A recent media storm has developed around former Hollyoaks actress Sarah Jane Dunn, focusing on her involvement with porn site OnlyFans, and her subsequent firing from the TV soap after the show’s bosses found out.
Dunn has reportedly recently made over £100,000 on OnlyFans in under 48 hours, with her subscribers number increasing in light of her being dismissed from the TV show. In a statement, Hollyoaks bosses said:
“Hollyoaks is a youth-facing drama with many young viewers, who follow our cast very closely, both in the soap and outside of it. We take our responsibility to our young audience very seriously and therefore the show does not allow any Hollyoaks cast members to be active on certain 18+ websites. We had hoped we could reach a resolution with Sarah that would allow her to remain in her role as Mandy, but we respect her choice to continue to produce content on OnlyFans.”
Dunn has spoken out against her treatment and has argued that she is simply taking control of an image that has, up until now, already been sexualised by viewers and the show alike. This is understandable, given that Hollyoaks had previously been involved in the production of an annual “Babes Calendar”, where its stars would engage in risqué, sexualised photoshoots to promote the show’s brand.
But we must exercise caution around this issue. Dunn is entirely within her rights to feel aggrieved that she has been fired from a show for, in effect, doing what she had already been doing under the umbrella of the show’s brand. Her OnlyFans account only contains lingerie photoshoots and falls far short of the deluge of abusive and degrading explicit pornography that is otherwise rife on the site. But to focus on examples where any given individual may feel empowered by the uploading of “content” onto the site is to ignore the systemic exploitation and objectification that the site propagates and facilitates.
Reducing women into objects to be “purchased” on any site – OnlyFans or otherwise – normalises the sexualisation and objectification of women and girls in wider society. And it leads to real world harm. Recent awareness-raising efforts around sexual harassment and abuse in schools (see Everyone’s Invited) are proof positive of this ‘funnel effect’.
The fact is, at the click of a button people of all ages have access to a vast quantity of online porn and for many young people this functions as informal sex education. Porn is saturated with physical and sexual violence which is proven to directly impacts users’ behaviour and views towards their partners. So it is a logical conclusion that this behaviour extends into wider society, including schools and peer groups. The objectification and sexualisation of women and girls in our social circles is the natural consequence of such normalisation.

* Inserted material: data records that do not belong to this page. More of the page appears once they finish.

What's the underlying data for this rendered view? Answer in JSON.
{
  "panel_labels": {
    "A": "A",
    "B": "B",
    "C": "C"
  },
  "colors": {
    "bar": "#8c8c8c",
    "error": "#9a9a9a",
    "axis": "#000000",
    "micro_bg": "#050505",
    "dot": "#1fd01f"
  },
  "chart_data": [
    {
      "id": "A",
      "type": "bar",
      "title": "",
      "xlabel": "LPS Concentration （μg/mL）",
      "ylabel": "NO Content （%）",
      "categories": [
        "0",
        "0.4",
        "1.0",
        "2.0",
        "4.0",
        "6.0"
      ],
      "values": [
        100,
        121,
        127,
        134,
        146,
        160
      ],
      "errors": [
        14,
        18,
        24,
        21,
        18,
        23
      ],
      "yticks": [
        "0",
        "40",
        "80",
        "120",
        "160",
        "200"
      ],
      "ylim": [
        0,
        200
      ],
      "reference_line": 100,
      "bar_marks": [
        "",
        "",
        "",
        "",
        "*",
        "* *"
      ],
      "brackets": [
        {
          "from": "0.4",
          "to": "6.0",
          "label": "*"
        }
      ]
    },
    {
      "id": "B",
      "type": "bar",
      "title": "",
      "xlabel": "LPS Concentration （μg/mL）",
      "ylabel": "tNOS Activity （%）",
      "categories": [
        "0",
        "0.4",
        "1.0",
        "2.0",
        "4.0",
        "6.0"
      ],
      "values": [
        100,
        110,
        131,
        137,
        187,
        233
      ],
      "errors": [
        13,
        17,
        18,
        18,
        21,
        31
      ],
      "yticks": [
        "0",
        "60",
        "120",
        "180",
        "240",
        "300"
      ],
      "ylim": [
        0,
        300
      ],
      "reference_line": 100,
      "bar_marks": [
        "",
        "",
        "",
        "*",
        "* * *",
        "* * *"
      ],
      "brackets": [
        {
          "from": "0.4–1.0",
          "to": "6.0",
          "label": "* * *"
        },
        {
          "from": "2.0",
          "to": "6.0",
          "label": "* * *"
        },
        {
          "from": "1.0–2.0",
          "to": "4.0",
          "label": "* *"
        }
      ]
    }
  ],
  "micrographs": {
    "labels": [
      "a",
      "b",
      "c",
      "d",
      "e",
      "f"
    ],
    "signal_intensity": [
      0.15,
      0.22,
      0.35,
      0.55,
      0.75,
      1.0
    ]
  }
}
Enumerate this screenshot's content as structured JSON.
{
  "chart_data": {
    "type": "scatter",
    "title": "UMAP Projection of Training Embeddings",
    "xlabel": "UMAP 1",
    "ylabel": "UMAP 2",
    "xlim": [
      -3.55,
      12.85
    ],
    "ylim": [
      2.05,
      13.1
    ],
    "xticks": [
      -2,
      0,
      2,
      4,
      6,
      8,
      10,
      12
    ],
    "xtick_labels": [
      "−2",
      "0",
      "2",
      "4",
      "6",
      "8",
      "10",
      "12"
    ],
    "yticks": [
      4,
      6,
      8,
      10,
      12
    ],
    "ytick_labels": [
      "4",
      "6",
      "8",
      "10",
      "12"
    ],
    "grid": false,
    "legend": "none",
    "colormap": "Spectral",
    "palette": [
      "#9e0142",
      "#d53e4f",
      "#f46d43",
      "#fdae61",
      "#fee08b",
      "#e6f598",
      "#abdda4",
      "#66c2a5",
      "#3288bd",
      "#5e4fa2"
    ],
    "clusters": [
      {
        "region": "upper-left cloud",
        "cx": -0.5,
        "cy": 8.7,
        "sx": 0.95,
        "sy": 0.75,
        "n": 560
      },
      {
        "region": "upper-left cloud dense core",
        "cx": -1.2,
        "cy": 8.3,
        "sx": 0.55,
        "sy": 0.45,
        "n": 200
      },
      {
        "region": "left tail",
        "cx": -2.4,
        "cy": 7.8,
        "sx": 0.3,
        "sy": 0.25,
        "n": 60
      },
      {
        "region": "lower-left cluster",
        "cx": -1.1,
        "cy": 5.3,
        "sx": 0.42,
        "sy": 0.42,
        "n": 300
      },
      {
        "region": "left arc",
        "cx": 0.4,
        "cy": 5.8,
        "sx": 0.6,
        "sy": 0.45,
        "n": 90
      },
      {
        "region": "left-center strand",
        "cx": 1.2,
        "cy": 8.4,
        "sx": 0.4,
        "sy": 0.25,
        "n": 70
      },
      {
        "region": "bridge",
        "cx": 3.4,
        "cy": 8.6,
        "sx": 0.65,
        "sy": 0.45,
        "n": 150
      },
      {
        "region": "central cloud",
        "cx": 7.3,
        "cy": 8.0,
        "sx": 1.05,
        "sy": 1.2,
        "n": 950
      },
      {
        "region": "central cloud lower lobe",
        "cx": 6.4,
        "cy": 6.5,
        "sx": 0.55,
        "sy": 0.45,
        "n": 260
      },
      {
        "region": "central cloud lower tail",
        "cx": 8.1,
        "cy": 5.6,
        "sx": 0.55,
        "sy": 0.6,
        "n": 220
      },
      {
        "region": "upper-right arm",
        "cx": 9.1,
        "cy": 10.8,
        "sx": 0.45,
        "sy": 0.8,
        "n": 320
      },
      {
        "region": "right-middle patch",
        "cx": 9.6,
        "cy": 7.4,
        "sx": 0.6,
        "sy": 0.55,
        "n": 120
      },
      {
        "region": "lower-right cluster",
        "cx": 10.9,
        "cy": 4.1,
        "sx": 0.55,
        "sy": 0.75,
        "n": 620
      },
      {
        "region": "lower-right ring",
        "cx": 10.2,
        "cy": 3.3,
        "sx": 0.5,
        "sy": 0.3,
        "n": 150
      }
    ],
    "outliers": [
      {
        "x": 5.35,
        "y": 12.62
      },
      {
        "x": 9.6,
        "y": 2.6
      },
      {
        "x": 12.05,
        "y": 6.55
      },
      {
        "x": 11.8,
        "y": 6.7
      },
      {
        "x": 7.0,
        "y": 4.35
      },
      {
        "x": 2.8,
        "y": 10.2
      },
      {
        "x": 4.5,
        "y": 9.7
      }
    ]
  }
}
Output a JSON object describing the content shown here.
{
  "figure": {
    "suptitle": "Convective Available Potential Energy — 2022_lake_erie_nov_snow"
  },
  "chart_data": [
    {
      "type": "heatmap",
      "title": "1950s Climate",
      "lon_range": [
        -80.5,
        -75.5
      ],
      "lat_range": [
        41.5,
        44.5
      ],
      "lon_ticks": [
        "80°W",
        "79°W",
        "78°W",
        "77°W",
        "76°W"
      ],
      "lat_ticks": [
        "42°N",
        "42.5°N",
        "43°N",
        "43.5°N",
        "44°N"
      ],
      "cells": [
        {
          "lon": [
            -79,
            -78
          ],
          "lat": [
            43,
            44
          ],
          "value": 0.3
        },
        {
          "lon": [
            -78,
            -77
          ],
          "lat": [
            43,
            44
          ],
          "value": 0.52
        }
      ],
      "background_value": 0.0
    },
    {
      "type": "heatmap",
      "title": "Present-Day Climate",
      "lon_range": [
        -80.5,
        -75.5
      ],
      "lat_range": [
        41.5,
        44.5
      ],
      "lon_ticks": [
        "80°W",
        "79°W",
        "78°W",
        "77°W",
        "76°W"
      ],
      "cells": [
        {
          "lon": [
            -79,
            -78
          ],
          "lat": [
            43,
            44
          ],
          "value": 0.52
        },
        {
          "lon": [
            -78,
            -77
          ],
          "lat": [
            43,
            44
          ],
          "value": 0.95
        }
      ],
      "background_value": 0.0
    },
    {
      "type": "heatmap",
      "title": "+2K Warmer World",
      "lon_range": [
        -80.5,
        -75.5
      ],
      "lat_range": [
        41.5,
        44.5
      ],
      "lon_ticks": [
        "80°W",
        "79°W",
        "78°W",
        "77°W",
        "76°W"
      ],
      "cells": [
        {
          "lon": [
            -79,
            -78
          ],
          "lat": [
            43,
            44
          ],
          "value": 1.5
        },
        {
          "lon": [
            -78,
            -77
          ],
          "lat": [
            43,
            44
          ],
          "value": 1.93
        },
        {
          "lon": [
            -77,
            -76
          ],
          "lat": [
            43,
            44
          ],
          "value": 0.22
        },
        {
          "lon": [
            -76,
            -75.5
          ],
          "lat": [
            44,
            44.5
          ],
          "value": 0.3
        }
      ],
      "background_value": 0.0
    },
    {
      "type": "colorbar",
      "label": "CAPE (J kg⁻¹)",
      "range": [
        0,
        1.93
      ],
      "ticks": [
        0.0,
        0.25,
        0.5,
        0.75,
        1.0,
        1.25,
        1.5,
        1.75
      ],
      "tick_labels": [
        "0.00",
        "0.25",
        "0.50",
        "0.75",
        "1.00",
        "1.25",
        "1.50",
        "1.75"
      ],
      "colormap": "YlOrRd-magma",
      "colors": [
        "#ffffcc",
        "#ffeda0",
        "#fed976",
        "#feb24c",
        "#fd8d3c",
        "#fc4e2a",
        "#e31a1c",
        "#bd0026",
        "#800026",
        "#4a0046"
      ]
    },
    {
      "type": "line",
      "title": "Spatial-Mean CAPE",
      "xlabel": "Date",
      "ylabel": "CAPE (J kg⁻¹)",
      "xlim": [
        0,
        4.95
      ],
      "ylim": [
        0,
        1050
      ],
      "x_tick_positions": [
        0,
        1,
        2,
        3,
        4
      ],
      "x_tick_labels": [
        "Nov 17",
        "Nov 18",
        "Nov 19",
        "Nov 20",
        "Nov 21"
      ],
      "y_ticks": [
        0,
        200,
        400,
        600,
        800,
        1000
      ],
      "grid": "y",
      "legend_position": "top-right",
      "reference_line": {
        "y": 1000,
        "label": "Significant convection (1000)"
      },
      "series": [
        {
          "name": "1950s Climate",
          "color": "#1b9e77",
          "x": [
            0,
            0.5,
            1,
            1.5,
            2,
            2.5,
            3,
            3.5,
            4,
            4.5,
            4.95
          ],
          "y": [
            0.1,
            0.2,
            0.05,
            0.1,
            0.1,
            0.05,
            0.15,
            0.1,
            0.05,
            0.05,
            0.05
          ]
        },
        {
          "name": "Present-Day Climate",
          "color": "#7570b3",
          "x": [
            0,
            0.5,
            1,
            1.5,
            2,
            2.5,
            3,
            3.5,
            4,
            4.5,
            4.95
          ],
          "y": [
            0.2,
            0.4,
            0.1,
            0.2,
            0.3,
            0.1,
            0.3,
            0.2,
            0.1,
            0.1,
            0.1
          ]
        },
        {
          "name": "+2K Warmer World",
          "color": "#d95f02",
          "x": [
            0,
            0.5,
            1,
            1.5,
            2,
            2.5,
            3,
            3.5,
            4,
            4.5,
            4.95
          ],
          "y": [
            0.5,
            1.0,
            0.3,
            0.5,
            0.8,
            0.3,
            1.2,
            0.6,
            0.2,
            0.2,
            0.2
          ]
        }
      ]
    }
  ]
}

The myth of the “economically empowered sex worker” is also far removed from reality for most people involved in the commercial sex industry. Whilst much of the media reporting around Dunn – and other “content creators” – focused on the large earnings resulting from their involvement with OnlyFans, this is by no means representative.
Approximately 73 per cent of the entire income generated by the site is concentrated into the hands of a mere 10 per cent of its creators. This leaves 90 per cent of the creators left to split a meagre 27 per cent of the remaining profit, with an average income of $180 for performers. Economic exploitation has always been one of the bedrocks of the commercial sex industry, and OnlyFans is no different in that regard.
But OnlyFans has managed to reinforce the exploitation endured by content creators, and utilise gig-economy tactics to create a saturated, free-for-all marketplace where the lowest fees combined with quantity of content is king.
As a result, the consumer-driven nature of the wider commercial sex industry results in performers being persistently pressurised to engage in increasingly degrading and abusive acts. These acts are then in turn normalised (and thus less stimulating and enticing for viewers), and only material that is even more violent and debasing will satisfy them. The effect of this is two-fold: firstly, the performers must acquiesce because, if they don’t, their income streams will dry up leaving them facing poverty as well as emotional and psychological distress; secondly, this fuels the attitudes outlined at the beginning of this article, which trickle down into “real world” interactions between users and their partners and peer groups.
Despite protestations to the contrary, OnlyFans has done nothing to “put the power back into the hands of performers”. In reality, all that has happened is an ever-increasing number of women and young girls are being exploited due to entryways into the industry becoming more accessible than ever.
Ultimately, this is the natural course of the commercial sex industry. Performers are chewed up and spat out, but the propaganda machine of this multi-billion dollar global industry harnesses the stories of individual “success stories” to present a false portrayal of what actually happens. And when our culture buys into this myth of empowerment, that machine is fed, and grows, and continues to exploit the most vulnerable in society. We must no longer allow the porn industry to present itself as a harmless venture that anybody can, and should, get involved in. Nothing could be further from the truth.